CNN was broadcasting live when Microsoft founder Bill Gates attempted to demonstrate his new Windows 98 product at a trade convention in Chicago. Embarrassingly for Gates, the infamous blue screen of death – the screen that appears when Windows suffers a fatal error – flashed up behind him as a colleague tried to plug in a scanner.
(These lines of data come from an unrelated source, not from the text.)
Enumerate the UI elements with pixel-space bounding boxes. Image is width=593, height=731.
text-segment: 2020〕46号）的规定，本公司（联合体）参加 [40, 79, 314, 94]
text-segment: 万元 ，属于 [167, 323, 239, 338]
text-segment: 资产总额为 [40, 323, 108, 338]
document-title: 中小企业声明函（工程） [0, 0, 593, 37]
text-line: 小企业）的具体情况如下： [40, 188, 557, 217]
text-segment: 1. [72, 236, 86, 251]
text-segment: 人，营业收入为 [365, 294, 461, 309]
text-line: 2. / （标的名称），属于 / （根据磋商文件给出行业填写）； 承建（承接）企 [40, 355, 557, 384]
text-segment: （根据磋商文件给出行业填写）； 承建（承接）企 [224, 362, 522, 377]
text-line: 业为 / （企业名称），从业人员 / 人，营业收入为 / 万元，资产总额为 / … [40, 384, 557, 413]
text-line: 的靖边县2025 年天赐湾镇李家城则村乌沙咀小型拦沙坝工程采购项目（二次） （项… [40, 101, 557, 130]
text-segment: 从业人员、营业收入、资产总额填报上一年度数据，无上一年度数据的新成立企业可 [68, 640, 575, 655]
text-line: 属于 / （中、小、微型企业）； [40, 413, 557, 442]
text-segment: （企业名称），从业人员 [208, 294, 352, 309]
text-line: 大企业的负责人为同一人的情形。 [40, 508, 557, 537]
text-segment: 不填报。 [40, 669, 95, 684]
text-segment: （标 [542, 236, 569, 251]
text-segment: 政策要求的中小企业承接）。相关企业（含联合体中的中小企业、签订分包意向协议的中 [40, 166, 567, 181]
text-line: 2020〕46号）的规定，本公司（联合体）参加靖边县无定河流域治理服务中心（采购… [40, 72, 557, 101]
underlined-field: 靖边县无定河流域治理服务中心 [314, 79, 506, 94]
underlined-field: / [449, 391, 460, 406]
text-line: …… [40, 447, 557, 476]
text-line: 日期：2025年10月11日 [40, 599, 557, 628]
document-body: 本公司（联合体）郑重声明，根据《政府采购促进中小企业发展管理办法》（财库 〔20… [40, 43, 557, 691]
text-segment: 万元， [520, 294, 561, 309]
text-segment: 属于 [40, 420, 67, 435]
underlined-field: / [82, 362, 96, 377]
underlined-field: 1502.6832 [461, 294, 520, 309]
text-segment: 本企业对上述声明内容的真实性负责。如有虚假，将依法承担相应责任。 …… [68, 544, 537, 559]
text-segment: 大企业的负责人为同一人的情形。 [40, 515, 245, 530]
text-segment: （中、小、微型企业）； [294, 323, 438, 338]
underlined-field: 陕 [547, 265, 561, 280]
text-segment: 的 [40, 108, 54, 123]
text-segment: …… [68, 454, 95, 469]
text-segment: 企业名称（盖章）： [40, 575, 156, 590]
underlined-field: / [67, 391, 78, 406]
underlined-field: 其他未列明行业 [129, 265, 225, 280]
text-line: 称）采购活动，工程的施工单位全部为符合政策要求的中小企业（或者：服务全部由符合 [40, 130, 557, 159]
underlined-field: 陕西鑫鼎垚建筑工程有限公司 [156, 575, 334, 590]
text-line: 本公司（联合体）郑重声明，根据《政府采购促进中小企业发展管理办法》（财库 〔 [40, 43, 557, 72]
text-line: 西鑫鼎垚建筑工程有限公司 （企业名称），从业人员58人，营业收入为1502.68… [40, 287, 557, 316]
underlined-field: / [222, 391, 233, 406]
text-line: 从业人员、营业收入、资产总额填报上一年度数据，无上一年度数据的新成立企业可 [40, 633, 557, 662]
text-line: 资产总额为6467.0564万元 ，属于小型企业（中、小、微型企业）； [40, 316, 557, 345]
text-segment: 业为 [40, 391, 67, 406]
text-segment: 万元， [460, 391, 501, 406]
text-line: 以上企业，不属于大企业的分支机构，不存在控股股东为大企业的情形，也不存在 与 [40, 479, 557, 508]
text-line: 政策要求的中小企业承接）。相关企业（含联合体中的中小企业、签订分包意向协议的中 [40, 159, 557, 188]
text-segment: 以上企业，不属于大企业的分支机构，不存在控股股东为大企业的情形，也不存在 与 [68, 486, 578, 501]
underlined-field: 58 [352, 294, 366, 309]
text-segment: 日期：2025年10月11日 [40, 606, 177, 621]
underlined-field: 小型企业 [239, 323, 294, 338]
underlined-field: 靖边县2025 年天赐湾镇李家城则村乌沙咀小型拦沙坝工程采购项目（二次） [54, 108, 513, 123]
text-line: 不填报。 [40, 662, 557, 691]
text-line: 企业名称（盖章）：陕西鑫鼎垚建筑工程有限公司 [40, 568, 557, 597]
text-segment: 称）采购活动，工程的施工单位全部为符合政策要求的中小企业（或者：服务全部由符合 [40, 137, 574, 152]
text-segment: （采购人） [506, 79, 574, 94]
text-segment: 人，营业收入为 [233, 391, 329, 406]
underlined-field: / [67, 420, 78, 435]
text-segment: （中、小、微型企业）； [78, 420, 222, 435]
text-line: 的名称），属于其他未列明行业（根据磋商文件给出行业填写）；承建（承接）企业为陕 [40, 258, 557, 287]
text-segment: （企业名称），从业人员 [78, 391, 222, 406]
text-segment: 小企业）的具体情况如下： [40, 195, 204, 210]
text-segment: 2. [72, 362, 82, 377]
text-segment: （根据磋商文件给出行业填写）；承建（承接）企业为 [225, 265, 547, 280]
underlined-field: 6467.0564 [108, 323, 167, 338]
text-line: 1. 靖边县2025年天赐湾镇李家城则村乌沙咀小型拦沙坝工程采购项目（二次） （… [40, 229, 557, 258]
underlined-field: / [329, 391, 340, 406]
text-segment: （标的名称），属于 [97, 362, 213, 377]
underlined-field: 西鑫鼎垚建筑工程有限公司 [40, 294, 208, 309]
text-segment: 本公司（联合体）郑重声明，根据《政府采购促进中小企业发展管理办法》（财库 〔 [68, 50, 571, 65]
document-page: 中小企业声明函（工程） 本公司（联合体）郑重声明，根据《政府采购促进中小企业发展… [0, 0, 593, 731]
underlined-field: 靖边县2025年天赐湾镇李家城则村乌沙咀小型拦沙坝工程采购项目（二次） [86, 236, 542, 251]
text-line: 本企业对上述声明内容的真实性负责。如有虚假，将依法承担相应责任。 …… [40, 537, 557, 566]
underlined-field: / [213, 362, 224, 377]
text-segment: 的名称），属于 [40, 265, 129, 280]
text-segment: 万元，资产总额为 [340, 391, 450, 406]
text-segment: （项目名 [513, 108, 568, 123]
Honesty is not always the best policy, it seems. Such was the case in 2002 when Gerald Corbett, then chairman of UK retailer Woolworths, admitted that little progress was being made following the store’s demerger from Kingfisher the previous year. In a speech delivered to hundreds of retail experts, Corbett gave his candid view that ‘some city center stores are vast open deserts with nobody there.’ His comments did little to help fill all that barren space: Woolworths struggled on for another six years before finally giving up the ghost in 2008, closing down its high street store chain at the loss of 30,000 jobs.